Every year after monsoon, for a short period of about two to three weeks, from mid-September to about a week in October, the brown basaltic plateau, west of Satara, witnesses wild growth of flowers that cover the plateau like a carpet for a few days. The plateau, known as pathar in local Marathi language, resembles a delicately embroidered shawl with pinks, blues, yellows, whites and a whole rainbow of colours playing a riot across the landscape.
I was at Kaas Pathar, surrounded by a carpet of yellow blooms, botanically known as Smithia hirsuta or better known as ‘kawla’ in Marathi.
‘Kawla’ flowers are in the red list of threatened species of International Union for Conservation of Nature (IUCN). The Kaas Plateau is home to 850 species of flowering plants, some very rare and peculiar to the region with as many as 33 species on the endangered list. At an altitude of 1200 m, this extremely ecologically fragile rocky tableland of Kaas, in the Sahyadri range of the Western Ghats, is a protected Unesco World Natural Heritage Site. Host to a variety of endemic species of butterflies and spiders, its flora and fauna make it a bio-diversity hotspot.
Meandering through the meadow along the designated trail, I came across patches of several other species of flowers. Swathes of tiny white ball shaped flower locally known as ‘gend’ owing to the shape or Eriocaulon Sedgewicki spread out like scattered pearls in the greens. Few pink flowers of ‘Law’s Balsam’ or ‘terda’ in Marathi could be seen among the denser patches of yellow flowers.
A few enthusiasts who had visited the plateau few days ago were surprised to find yellow blooms replacing the pink ‘Terda’. It was amusing to know that the landscape changed colours like a chameleon every few days. The naturalist in the group enlightened us that ‘Terda’ was a sensitive flower and shrivelled faster if rain hit after it blossomed.
A lone plant with bell-like purple-blue flowers Strobilanthes Sessilis, commonly called ‘Topli karvi’ looks like an inverted basket. The rare plant flowers once in seven to eight years. At Kaas Plateau, the mass flowering of this small plant had been previous year. It was by pure luck that I chanced upon a late bloomer and could photograph it. Those flowers would now probably bloom in another four years.
While I missed out on seeing some rare poisonous carnivorous flowers, I did come across wild brinjal plant that had big purple thorns on the leaves and wild turmeric flower that looked like soft brush and hence called ‘chanvar’.
There were few patches of delicate blue flowers popularly named ‘Sita’s tears’ for white teardrop-shaped dot on petals. The flowers, as Prerna Agarwal, ecologist and founder of Ecosphere Connect, a biodiversity conservation venture, explains, are indigenous to the plateau and extremely sensitive to footfall.
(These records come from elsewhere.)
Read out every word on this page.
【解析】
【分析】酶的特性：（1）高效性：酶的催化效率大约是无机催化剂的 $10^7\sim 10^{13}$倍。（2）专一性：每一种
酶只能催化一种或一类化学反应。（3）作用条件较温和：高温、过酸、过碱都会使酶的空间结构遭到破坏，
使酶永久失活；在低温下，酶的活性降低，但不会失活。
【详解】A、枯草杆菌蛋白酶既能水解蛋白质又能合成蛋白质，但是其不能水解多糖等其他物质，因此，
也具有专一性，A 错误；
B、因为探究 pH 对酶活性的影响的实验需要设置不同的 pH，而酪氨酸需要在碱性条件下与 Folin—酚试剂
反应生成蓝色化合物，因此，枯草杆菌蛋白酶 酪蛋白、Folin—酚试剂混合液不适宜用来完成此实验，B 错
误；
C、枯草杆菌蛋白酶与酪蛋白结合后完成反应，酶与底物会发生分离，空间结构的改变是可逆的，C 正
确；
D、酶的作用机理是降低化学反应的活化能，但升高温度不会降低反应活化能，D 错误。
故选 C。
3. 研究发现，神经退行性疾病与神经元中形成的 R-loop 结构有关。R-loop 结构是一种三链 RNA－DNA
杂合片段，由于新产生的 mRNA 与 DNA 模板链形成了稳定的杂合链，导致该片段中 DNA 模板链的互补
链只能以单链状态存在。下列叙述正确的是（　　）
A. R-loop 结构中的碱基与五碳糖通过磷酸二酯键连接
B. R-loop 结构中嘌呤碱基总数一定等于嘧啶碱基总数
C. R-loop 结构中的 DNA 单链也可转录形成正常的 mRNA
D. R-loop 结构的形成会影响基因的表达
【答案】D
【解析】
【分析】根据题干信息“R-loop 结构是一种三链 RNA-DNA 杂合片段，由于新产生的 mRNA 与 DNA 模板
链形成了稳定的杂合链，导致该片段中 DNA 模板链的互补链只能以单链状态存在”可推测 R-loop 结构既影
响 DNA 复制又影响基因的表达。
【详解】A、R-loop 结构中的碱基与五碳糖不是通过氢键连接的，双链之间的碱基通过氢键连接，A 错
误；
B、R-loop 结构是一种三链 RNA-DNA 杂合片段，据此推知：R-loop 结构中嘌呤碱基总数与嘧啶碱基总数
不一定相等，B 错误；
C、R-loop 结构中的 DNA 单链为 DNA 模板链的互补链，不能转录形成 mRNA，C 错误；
Among the little balls of sedgewickis also stood a delicate thin branch bearing tiny dull brownish white inconspicuous flowers. The flowers looked like a string of tiny lights and are locally called ‘deep-kadi’ derived from its botanical name ‘Dipcadi montanum’. There were more such wild flowers. Most of these very small in size, at every few paces.
Kaas Pathar has experienced extensive tourism in the past few years and is suffering from unruly and irresponsible visitors who have no knowledge or compassion towards conservation of such vulnerable natural heritage. Though the forest department along with village committee has taken steps like limiting the number of visitors per day or charging a minimal entrance fee and earmarking specific pathways through the meadow but it literally is in our hands to consciously preserve the gift of nature or we may lose the unique landscape forever.